The total lung absorbed doses estimated were substantially greater than the 24- to 27-Gy maximum tolerated dose to the lungs for adults if the dose-rate equivalent of the 80-mCi rule is used to constrain the administered activity. The photon contribution to the absorbed dose, however, was within the 24- to 27-Gy limit in all except for the combination of a 10-h effective clearance half-life from the remainder of the body and a 48-h lung activity fraction of less than 0.9. The actual absorbed dose to the lungs will depend on the tumor cell distribution within the lungs (11).
The 80-mCi rule was established by Benua et al. (1,2) at a time when conventional nuclear medicine imaging was not available, when an internal dosimetry formalism did not exist, and when external radiotherapy was still in its infancy. It is remarkable, therefore, that this guideline, along with the blood-based absorbed dose limitation, has been so successful in limiting the morbidity associated with radioiodine therapy of thyroid cancer.
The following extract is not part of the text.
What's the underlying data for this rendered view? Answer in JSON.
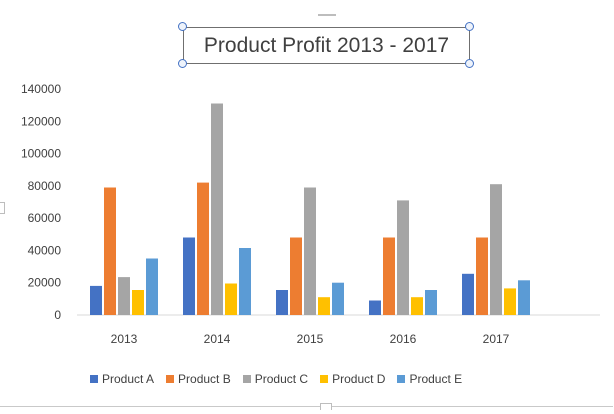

The more difficult question in this regard is whether the approach is too conservative, potentially underdosing patients with diffuse lung metastases, which is a clinical stage often associated with treatment failure and one in which delivery of the maximum tolerated therapy is critical for a successful outcome. The analysis provided in this article is a possible first step in the direction of a treatment methodology that reduces the potential for underdosing in this population of thyroid cancer patients.
This work was supported by NIH/NCI grant R01CA116477.